Purpose of review: Hepatitis C virus infection is the main cause of mixed cryoglobulinemia vasculitis. The disease expression of mixed cryoglobulinemia vasculitis is variable, ranging from mild clinical symptoms (purpura, arthralgia) to fulminant life-threatening complications (glomerulonephritis, widespread vasculitis). Treatment of hepatitis C virus-mixed cryoglobulinemia vasculitis may target either the viral trigger (hepatitis C virus) or the downstream B-cell arm of autoimmunity. This review focuses on recent advances in our understanding of the treatment of hepatitis C virus-mixed cryoglobulinemia vasculitis.

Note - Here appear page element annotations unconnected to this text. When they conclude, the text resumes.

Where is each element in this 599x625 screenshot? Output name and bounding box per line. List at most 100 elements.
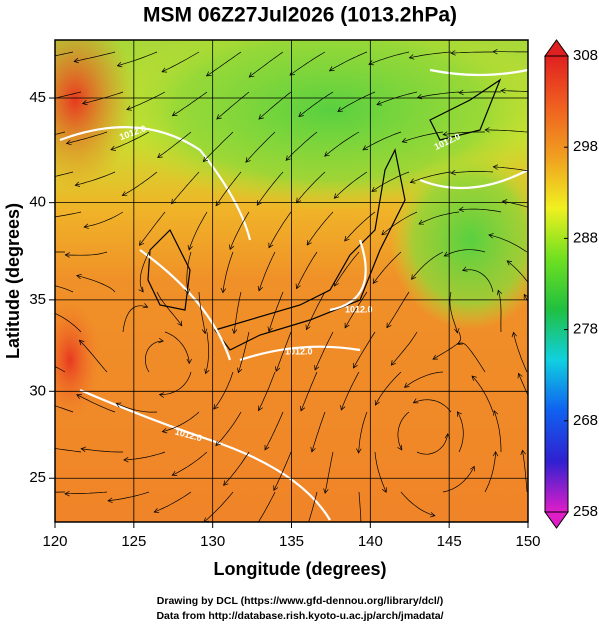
x-axis-label: Longitude (degrees) xyxy=(213,559,386,579)
stream-arrow xyxy=(121,191,128,197)
stream-arrow xyxy=(432,354,439,360)
streamline xyxy=(275,331,292,372)
streamline xyxy=(164,331,190,364)
streamline xyxy=(404,371,444,388)
stream-arrow xyxy=(268,242,274,249)
streamline xyxy=(154,491,192,513)
stream-arrow xyxy=(215,440,221,447)
stream-arrow xyxy=(418,219,425,225)
stream-arrow xyxy=(264,444,270,451)
streamline xyxy=(116,402,158,413)
stream-arrow xyxy=(381,229,387,236)
footer-credit: Drawing by DCL (https://www.gfd-dennou.o… xyxy=(157,595,443,607)
streamline xyxy=(418,211,460,225)
streamline xyxy=(410,171,452,183)
streamline xyxy=(450,51,493,54)
stream-arrow xyxy=(157,152,163,159)
streamline xyxy=(55,211,82,218)
stream-arrow xyxy=(356,448,362,454)
field-layer xyxy=(23,40,528,529)
streamline xyxy=(444,249,486,257)
stream-arrow xyxy=(323,488,329,494)
streamline xyxy=(222,251,234,293)
streamline xyxy=(188,211,208,251)
contour-label: 1012.0 xyxy=(285,346,313,356)
stream-arrow xyxy=(517,372,523,379)
streamline xyxy=(371,171,410,192)
y-tick-label: 40 xyxy=(29,194,46,211)
streamline xyxy=(506,260,528,283)
streamline xyxy=(344,291,368,328)
stream-arrow xyxy=(23,251,28,256)
colorbar: 258 268 278 288 298 308 xyxy=(544,39,598,529)
streamline xyxy=(402,131,444,143)
streamline xyxy=(368,51,410,65)
streamline xyxy=(156,291,183,326)
colorbar-tick-label: 298 xyxy=(573,138,598,155)
streamline xyxy=(449,291,458,333)
stream-arrow xyxy=(80,446,87,452)
stream-arrow xyxy=(458,89,464,96)
streamline xyxy=(172,451,208,476)
streamline xyxy=(296,171,326,203)
streamline xyxy=(285,131,318,161)
streamline xyxy=(340,371,360,411)
streamline xyxy=(55,285,74,293)
streamline xyxy=(76,394,116,413)
stream-arrow xyxy=(484,127,490,133)
stream-arrow xyxy=(64,490,70,497)
x-tick-label: 130 xyxy=(200,533,225,550)
stream-arrow xyxy=(65,139,72,146)
contour-label: 1012.0 xyxy=(345,304,373,314)
stream-arrow xyxy=(353,363,358,369)
streamline xyxy=(353,331,376,369)
streamline xyxy=(55,366,66,373)
streamline xyxy=(248,51,284,78)
coastline xyxy=(147,78,502,351)
stream-arrow xyxy=(76,273,82,280)
warm-region xyxy=(55,300,100,420)
stream-arrow xyxy=(520,449,526,456)
stream-arrow xyxy=(371,186,377,192)
streamline xyxy=(376,91,418,106)
streamline xyxy=(55,312,82,333)
streamline xyxy=(64,491,108,495)
streamline xyxy=(55,251,65,253)
stream-arrow xyxy=(344,236,350,242)
stream-arrow xyxy=(456,411,462,417)
stream-arrow xyxy=(340,405,346,411)
streamline xyxy=(391,331,418,366)
stream-arrow xyxy=(23,491,28,496)
cool-region xyxy=(390,150,528,330)
stream-arrow xyxy=(344,322,350,329)
stream-arrow xyxy=(257,285,263,292)
streamline xyxy=(203,131,234,162)
streamline xyxy=(55,491,65,493)
streamline xyxy=(159,371,192,395)
streamline xyxy=(55,171,74,177)
stream-arrow xyxy=(310,446,316,453)
colorbar-tick-label: 268 xyxy=(573,412,598,429)
stream-arrow xyxy=(78,339,85,346)
colorbar-tick-label: 258 xyxy=(573,503,598,520)
stream-arrow xyxy=(107,497,113,504)
streamline xyxy=(314,331,334,371)
streamline xyxy=(358,411,368,454)
x-tick-label: 120 xyxy=(42,533,67,550)
streamline xyxy=(123,451,166,461)
stream-arrow xyxy=(404,382,410,388)
stream-arrow xyxy=(32,179,37,184)
stream-arrow xyxy=(201,328,208,335)
streamline xyxy=(55,91,82,99)
streamline xyxy=(308,491,318,522)
stream-arrow xyxy=(411,274,417,280)
stream-arrow xyxy=(32,280,37,285)
stream-arrow xyxy=(74,181,81,187)
stream-arrow xyxy=(258,114,264,120)
stream-arrow xyxy=(257,405,263,412)
stream-arrow xyxy=(254,524,258,529)
stream-arrow xyxy=(362,145,369,151)
stream-arrow xyxy=(334,280,339,287)
stream-arrow xyxy=(126,105,132,111)
stream-arrow xyxy=(204,368,210,375)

Recent findings: Aggressive antiviral therapy with Peg-IFNalpha and ribavirin should be considered as induction therapy for hepatitis C virus-mixed cryoglobulinemia vasculitis with mild to moderate disease severity and activity. In patients presenting with severe disease, an induction phase of immunosuppression is often necessary while awaiting the generally slow response to antiviral treatments. Combination therapy with rituximab and Peg-IFNalpha plus ribavirin appears logical as it may target both the viral trigger (hepatitis C virus) and cryoglobulin-producing B-cells.
Summary: Antiviral therapy and rituximab are the main therapeutic options in hepatitis C virus-mixed cryoglobulinemia vasculitis. Further studies are needed to better define the therapeutic strategy.